L'absente de « L'absinthe »
Les multiples représentations de ballerines de l'Opéra comptent parmi les œuvres les plus connues d'Edgar Degas. Mais ce peintre des mœurs de son temps a également su saisir la vie de bohème dans le Paris de Montmartre, les déboires et la mélancolie des artistes. C'est ce qu'il nous montre à travers "Dans un café", dit aussi "L'absinthe" (1876). 

Pour comprendre quel en est le sujet principal, il faut remettre la scène dans son contexte : comme Zola dans son Assommoir - qui connaissait le travail de Degas - le peintre s'attache à décrire ici avec réalisme les ravages de l'alcool au 19e siècle, et en particulier ceux de l'absinthe, alcool fort qui contient une molécule neurotoxique et s'est révélé si dangereux qu'il fut longtemps interdit. Pour cet "instantané", en réalité réalisé surtout dans son atelier, Degas fait poser deux amis, l’actrice Ellen Andrée et le graveur Marcellin Desboutin. Quand le tableau est exposé à Londres, il fait sensation : il apparaît alors scandaleux de montrer une femme qui boit. Degas devra d'ailleurs expliquer que ses amis Ellen et Marcellin ne sont pas portés sur la bouteille, sans quoi il aurait nui à leur réputation.

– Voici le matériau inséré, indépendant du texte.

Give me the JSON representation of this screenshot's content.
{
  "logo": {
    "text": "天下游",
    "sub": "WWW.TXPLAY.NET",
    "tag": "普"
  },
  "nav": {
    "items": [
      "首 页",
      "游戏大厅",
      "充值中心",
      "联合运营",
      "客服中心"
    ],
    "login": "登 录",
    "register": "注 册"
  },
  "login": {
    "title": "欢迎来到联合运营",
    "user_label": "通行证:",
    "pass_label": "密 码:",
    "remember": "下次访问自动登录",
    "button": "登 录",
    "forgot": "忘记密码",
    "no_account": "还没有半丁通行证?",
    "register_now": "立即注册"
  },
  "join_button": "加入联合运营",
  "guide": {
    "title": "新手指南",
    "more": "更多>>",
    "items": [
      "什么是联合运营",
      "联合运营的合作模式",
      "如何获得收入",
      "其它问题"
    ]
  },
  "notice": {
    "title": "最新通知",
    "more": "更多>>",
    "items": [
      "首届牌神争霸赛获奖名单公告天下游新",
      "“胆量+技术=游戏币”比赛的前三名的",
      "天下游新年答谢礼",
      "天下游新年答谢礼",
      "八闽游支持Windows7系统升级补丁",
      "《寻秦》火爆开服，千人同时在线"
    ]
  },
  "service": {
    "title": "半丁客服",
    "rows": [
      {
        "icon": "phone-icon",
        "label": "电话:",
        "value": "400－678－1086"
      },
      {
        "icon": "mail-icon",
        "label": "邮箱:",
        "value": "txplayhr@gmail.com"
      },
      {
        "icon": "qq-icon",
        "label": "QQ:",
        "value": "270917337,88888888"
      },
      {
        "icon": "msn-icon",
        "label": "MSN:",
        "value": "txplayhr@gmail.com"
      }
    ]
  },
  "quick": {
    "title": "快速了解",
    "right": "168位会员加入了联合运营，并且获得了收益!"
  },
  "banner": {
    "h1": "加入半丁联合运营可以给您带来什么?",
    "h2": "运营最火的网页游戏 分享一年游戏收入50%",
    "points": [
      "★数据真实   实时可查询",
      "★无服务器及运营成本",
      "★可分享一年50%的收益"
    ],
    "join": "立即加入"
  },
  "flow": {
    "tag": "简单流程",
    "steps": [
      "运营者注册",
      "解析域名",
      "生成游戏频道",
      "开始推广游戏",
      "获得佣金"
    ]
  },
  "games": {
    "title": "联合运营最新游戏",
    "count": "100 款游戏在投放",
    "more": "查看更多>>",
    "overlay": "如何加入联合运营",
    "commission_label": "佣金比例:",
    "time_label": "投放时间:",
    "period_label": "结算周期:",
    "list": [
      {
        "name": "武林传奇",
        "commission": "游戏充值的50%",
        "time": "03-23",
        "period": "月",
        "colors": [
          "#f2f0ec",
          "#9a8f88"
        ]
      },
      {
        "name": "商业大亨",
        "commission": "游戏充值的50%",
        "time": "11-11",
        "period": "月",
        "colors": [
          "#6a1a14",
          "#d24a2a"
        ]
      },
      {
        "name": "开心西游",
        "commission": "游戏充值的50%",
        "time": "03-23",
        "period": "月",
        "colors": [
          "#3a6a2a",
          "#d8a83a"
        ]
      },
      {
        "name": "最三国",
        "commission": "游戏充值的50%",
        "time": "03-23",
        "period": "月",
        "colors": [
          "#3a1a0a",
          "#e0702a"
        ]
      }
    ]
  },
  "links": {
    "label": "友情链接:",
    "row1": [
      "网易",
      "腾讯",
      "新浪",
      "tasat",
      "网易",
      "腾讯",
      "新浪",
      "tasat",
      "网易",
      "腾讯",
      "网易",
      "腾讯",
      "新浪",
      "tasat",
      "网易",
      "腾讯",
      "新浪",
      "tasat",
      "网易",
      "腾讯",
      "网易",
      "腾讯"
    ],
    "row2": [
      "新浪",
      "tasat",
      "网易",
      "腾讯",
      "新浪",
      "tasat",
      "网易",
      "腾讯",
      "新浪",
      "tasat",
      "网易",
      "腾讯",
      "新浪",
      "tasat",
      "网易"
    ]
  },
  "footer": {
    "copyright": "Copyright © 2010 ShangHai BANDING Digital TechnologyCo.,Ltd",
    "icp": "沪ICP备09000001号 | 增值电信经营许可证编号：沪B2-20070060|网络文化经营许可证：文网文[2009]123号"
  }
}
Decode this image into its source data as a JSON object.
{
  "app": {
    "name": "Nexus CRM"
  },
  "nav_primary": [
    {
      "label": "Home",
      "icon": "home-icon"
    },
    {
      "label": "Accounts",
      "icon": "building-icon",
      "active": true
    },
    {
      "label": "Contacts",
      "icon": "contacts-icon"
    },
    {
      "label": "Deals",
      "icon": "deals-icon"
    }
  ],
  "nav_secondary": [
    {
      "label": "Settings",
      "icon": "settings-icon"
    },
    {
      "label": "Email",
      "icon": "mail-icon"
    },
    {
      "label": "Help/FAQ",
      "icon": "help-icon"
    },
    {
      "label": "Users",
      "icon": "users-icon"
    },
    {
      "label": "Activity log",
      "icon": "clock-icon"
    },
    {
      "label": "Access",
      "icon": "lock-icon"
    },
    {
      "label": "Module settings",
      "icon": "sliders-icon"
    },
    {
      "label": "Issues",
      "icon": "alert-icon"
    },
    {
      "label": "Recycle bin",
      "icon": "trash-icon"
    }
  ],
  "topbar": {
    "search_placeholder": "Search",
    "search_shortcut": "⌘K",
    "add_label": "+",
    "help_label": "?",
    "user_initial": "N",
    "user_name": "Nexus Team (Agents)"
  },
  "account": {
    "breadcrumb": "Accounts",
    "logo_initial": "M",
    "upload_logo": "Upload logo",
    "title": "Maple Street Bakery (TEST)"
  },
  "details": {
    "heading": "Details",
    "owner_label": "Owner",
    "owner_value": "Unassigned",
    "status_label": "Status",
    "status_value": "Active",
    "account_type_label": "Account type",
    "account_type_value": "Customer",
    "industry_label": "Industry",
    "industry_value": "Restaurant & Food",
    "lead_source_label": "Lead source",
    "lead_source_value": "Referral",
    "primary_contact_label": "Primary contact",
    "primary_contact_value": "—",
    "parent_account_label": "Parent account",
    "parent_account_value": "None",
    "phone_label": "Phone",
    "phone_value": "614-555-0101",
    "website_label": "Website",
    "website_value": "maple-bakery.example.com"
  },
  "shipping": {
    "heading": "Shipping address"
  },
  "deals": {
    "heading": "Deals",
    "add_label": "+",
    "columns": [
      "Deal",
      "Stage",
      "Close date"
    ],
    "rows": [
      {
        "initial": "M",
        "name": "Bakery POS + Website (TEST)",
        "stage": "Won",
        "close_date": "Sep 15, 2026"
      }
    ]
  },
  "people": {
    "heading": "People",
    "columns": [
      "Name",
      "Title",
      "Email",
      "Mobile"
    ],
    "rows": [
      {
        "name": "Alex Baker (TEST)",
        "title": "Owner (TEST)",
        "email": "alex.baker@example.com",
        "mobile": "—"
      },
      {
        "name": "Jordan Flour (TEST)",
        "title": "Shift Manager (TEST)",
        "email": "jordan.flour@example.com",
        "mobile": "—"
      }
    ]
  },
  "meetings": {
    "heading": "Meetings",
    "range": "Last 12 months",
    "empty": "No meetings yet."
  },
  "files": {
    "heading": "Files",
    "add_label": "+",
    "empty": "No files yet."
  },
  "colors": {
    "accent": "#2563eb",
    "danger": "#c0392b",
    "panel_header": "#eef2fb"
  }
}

Sur cette image, les deux protagonistes sont côte à côte mais chacun semble enfermé dans sa solitude. L'homme ne fait aucun cas de sa voisine. Leurs reflets dans le grand miroir ressemblent à des ombres, manifestant la part sombre de leur psyché. Le visage de la buveuse exprime une insondable tristesse ; les yeux dans le vague, on voit qu'elle est présente physiquement mais plongée mentalement dans un autre monde, "assommée" sans doute par la boisson. L'absinthe la rend…absente. Et Degas parvient à restituer très concrètement cette absence! Le verre est d'ailleurs un point focal très important dans le tableau, avec son contenu presque fluorescent, fascinant. C'est un tout petit élément, un détail…mais en réalité il s'agit bien du sujet central de la peinture!

Notons aussi comment Degas installe un procédé de cadrage photographique, presque cinématographique, en forçant l'oeil à zigzaguer- ivre? - dans une grande zone qui n'est occupée que par des tables blanches et presque vides, comme si nous entrions dans le café, avant d'en venir au "couple" et au sujet éthylique du tableau. Les personnages se retrouvent donc littéralement décentrés, au bord du cadre. Ils sont sur le plan d'être mis au ban de la société, du moins de disparaître de l'espace social. C'est cette détresse que Degas parvient à nous montrer, par son extraordinaire sensibilité et par une utilisation très sophistiquée de la composition.